BALI – In a move which underlines the increasing threat of illicit drugs, several developing and developed countries have agreed to contribute more financial resources and technical assistance to combat the drugs problem in the ASEAN region and China.
Myanmar, which traditionally receives assistance from the donors of the developed countries to fight the drug problem, has now committed to contribute financial resources under the ASEAN and China Cooperation Operations in Response to Dangerous Drugs (ACCORD process).
“We are committed to the process and we are ready to contribute to ACCORD,” said Pol. Col. Hkam Awng, Head of the Myanmar Delegation in the first meeting of the ACCORD Plan of Action Task Forces which was held in Bali, Indonesia on the 12 -14 November 2001.
Thailand too said they were prepared to increase contribution for regional anti-drug projects up to US$20,OOO. “We have also taken the initiative to allocate the forfeiture of the assets of drug traffickers for the drug fight,” said Ms. Laxanachantorn Laohaphan, Director-General of the Department of International Organisations of the Thai Ministry of Foreign Affairs. The Government of Thailand is also prepared to contribute technical assistance, she added.
The meeting which was billed to be an operational meeting to put the flesh to the skeleton of the ACCORD Plan of Action was attended by some 100 participants from 17 countries and 5 international organizations. There were also representatives from local and regional non-governmental organizations. It was organized by the National Narcotics Coordinating Board (BKNN) of Indonesia, the ASEAN Secretariat and the Regional Centre of East Asia and the Pacific, United Nations International Drug Control Programme Office in Bangkok.
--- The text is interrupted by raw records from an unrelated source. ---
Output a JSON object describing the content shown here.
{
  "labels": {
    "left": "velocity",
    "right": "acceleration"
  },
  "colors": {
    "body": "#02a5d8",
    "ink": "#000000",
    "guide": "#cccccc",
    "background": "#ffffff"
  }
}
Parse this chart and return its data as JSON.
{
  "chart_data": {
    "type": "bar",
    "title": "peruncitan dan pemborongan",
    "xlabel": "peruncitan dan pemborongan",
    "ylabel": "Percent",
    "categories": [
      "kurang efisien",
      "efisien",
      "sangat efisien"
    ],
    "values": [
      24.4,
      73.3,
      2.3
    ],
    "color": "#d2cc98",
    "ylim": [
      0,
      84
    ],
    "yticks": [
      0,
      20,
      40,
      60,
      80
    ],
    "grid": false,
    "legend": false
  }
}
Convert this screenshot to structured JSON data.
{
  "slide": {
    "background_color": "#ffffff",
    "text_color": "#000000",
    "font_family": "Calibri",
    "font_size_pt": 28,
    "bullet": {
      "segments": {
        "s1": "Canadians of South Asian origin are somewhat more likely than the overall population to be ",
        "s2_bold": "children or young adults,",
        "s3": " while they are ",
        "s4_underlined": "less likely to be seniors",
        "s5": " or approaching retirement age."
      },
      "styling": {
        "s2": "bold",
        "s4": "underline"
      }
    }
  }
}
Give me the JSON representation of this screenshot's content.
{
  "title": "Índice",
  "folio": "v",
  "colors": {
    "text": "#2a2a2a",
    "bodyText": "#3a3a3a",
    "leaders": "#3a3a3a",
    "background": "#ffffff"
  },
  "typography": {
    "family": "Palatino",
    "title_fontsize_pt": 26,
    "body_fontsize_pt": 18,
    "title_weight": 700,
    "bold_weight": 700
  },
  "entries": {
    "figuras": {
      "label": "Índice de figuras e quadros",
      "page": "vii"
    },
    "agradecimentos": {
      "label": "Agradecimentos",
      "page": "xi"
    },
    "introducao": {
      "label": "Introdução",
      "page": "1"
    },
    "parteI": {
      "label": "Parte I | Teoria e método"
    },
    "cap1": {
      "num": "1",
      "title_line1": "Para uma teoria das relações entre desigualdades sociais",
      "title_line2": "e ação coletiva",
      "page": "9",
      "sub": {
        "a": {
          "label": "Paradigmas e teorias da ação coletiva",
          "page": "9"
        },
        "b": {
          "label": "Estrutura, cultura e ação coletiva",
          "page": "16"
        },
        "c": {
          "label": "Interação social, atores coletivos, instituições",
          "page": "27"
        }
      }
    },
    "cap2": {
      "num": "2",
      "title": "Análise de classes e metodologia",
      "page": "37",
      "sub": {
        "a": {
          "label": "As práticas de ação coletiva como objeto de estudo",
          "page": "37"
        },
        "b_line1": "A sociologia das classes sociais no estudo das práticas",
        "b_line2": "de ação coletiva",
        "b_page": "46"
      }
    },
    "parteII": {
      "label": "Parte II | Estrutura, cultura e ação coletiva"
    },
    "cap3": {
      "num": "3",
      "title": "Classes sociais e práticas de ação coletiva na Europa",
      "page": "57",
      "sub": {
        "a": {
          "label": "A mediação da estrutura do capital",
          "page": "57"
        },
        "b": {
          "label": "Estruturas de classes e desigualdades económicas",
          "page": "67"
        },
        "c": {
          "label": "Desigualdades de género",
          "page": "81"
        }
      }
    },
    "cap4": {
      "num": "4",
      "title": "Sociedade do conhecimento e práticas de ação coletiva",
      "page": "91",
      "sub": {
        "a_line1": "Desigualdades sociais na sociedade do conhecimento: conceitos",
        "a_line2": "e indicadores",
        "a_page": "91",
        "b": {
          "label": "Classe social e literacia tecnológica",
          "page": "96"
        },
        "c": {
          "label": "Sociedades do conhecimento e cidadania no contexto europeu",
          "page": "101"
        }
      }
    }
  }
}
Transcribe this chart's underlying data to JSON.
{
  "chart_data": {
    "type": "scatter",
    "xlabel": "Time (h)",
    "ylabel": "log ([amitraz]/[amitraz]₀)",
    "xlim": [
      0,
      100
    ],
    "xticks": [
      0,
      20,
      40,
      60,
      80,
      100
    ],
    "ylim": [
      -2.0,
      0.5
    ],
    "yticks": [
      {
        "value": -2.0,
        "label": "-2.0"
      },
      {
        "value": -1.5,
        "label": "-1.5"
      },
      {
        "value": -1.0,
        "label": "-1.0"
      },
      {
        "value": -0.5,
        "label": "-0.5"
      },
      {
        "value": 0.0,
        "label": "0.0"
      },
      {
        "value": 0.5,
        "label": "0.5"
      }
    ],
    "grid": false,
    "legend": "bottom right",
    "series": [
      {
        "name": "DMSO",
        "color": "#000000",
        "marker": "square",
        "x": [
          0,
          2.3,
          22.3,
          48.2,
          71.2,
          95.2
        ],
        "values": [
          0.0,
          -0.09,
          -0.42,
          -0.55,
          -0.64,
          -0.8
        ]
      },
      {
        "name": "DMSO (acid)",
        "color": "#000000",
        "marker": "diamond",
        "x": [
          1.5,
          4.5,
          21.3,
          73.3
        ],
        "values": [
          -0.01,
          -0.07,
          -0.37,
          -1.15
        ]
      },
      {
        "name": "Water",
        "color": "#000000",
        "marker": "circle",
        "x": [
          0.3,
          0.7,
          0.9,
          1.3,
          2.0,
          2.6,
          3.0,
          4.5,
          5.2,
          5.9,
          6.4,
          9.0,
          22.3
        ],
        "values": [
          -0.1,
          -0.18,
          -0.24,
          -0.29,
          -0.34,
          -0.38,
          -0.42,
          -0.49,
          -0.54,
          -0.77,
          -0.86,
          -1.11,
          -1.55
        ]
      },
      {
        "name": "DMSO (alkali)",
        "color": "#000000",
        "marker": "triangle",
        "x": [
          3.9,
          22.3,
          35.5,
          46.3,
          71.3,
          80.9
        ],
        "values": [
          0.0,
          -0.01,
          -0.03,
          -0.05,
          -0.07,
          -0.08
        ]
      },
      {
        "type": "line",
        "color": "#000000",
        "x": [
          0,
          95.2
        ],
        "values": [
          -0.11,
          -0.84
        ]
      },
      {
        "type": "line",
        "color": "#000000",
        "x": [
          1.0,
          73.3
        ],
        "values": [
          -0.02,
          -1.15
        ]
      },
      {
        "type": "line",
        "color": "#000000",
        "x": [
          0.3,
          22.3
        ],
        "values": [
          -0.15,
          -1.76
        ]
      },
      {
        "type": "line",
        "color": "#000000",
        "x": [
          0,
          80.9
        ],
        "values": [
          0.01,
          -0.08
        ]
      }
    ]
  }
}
The Asian Development Bank and the United Nations/ESCAP confirmed their support to ACCORD as they recognized the narcotics problem as an essential requirement for sustainable human development and fight against poverty.
Several partners which have traditionally contributed substantially to the fight against drugs in the region, both bilaterally and multilaterally also expressed support to the ACCORD process and agreed to consider the needs of the ACCORD Plan of Action.
“We are impressed with the intention and the cooperation among all the participants,” said Mr. Douglas Rasmusssen, Director, Narcotics Affairs Section, at the American Embassy in Bangkok during the plenary session. He added that he would refer the proposals made at the meeting to Washington for a firm decision.
Japan which is currently in the throes of a world wide recession, came out strongly in favour of the plan. “Japan appreciates the ACCORD process which we believe is a significant step in promoting cooperation in the drug area,” said Mr. Keiji Ide, Director, Regional Policy Division, Asian and Oceanian Affairs Bureau, Ministry of Foreign Affairs in Tokyo. He also said that Japan would continue its support for drug control projects in the future.
Several ASEAN nations such as Malaysia and Singapore said they would continue with existing arrangements to the drug fight including bilateral initiatives.
The meeting also agreed to strengthen cooperation among ASEAN and China on issues ranging from demand reduction, advocacy, law enforcement and alternative development. The task forces on the different issues will meet every year to discuss developments in their respective areas. The task forces will also facilitate day to day work against the drug scourge.